I was all-but bed-ridden with crippling anxiety, using alcohol & OTC muscle relaxants to try and relieve my stress, but of course they only made me worse in the long run. I was suicidal and unable to initiate any steps to help myself. I was sure I was going to die in the next month or so in any case.
Finally my landlord (of all people) took me to emergency, where they reassured me my blood work was normal and gave me a 3-day supply of diazepam. That was enough to get me out to see my GP and get on a moderate regime of diazepam. I could start taking my Wellbutrin again -- and even drink coffee! I did a complete 180 and have been in great shape since, although the habit of behaving like a sick person is hard to overcome.

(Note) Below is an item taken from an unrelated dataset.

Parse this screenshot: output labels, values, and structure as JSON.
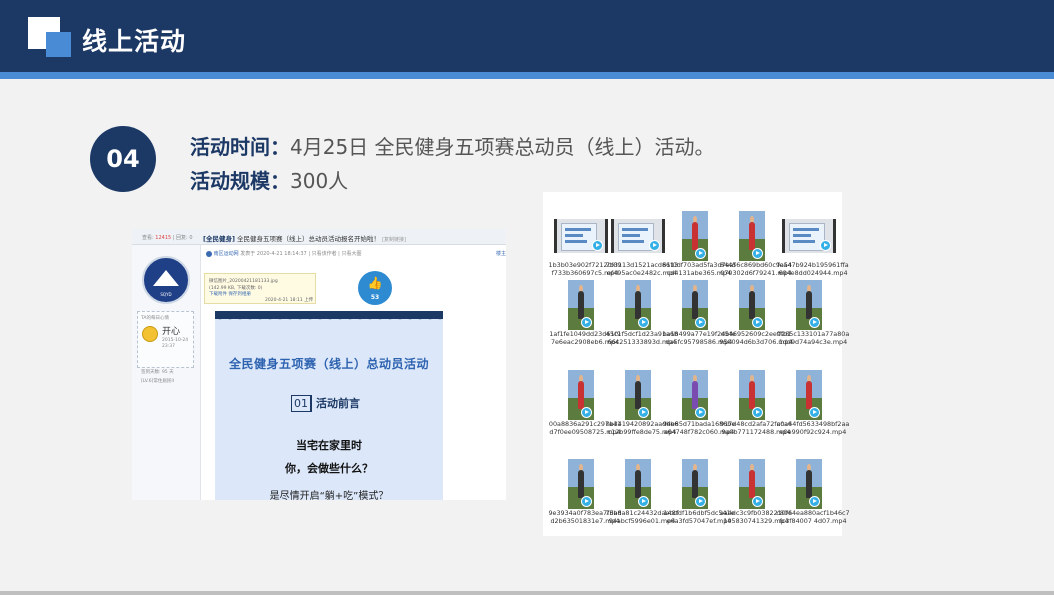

Switched 10 days ago from diazepam to clonazepam, a bit sedating & fuddling, but am now seeing my GP regularly and s-l-o-w-l-y cutting back the clonazepam. He is going to see if he can get me a pdoc referral, and I am pursuing counseling & group therapy support.
But what a hell-hole I was in for a few months! Thank god, I made it through, with the help of some concerned people.